WASHINGTON - Amerika Serikat (AS) ternyata masih menggunakan disket tua yang dirancang pada 1970-an untuk mengkoordinasikan beberapa fungsi dari sistem senjata nuklir.



Hal itu terungkap dari laporan Kantor Akuntabilitas Pemerintah (GAO). Kantot itu mengkhawatirkan “sistem warisan” using yang masih saja digunakan pemerintah AS untuk meng-upgrade operasional senjata berbahaya.


“Sebuah komando dan sistem kontrol Pentagon mengkoordinasikan fungsi operasional kekuatan nuklir Amerika Serikat, seperti rudal balistik antarbenua, (pesawat) pengebom nuklir, dan pesawat pendukung  tanker, dengan IBM Seri /1 komputer dan menggunakan  disket floopy 8-inch,” bunyi laporan kantor itu.

Disket tua itu memulai debutnya pada tahun 1976, ketika Gerald Ford menjadi penguasa Gedung Putih.


”Sistem ini tetap digunakan karena, singkatnya, itu masih bekerja,”  kata juru bicara Pentagon, Letnan Kolonel Valerie Henderson kepada AFP, Kamis (26/5/2016).

”Namun, untuk mengatasi masalah usang, drive floppy dijadwalkan akan diganti dengan perangkat Secure Digital pada akhir 2017,” ujarnya.

”Modernisasi di seluruh Komando Nuklir, Kontrol, dan Komunikasi (Nc3) pemerintah tetap berlangsung,” lanjut Henderson.
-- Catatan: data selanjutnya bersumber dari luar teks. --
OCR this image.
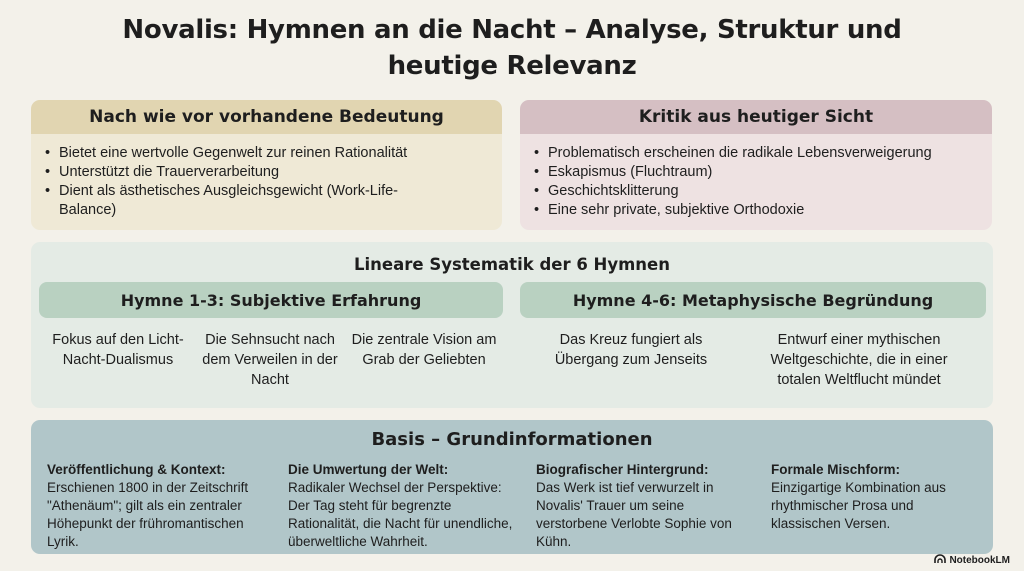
Novalis: Hymnen an die Nacht – Analyse, Struktur und
heutige Relevanz
Nach wie vor vorhandene Bedeutung
• Bietet eine wertvolle Gegenwelt zur reinen Rationalität
• Unterstützt die Trauerverarbeitung
• Dient als ästhetisches Ausgleichsgewicht (Work-Life-Balance)
Kritik aus heutiger Sicht
• Problematisch erscheinen die radikale Lebensverweigerung
• Eskapismus (Fluchtraum)
• Geschichtsklitterung
• Eine sehr private, subjektive Orthodoxie
Lineare Systematik der 6 Hymnen
Hymne 1-3: Subjektive Erfahrung	Hymne 4-6: Metaphysische Begründung
Fokus auf den Licht-Nacht-Dualismus
Die Sehnsucht nach dem Verweilen in der Nacht
Die zentrale Vision am Grab der Geliebten
Das Kreuz fungiert als Übergang zum Jenseits
Entwurf einer mythischen Weltgeschichte, die in einer totalen Weltflucht mündet
Basis – Grundinformationen
Veröffentlichung & Kontext:
Erschienen 1800 in der Zeitschrift "Athenäum"; gilt als ein zentraler Höhepunkt der frühromantischen Lyrik.
Die Umwertung der Welt:
Radikaler Wechsel der Perspektive: Der Tag steht für begrenzte Rationalität, die Nacht für unendliche, überweltliche Wahrheit.
Biografischer Hintergrund:
Das Werk ist tief verwurzelt in Novalis' Trauer um seine verstorbene Verlobte Sophie von Kühn.
Formale Mischform:
Einzigartige Kombination aus rhythmischer Prosa und klassischen Versen.
NotebookLM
Menurut laporan GAO, Pentagon berencana untuk sepenuhnya menggantikan sistem usang itu pada akhir 2020.

GAO menyatakan Pemerintah Federal AS menghabiskan banyak dana pada operasi dan pemeliharaan dari sistem komputer ketimbng pada pembangunan, modernisasi dan peningkatan.

Tahun lalu, misalnya, Pemerintah AS menghabiskan USD 61,2 miliar untuk operasi dan pemeliharaan.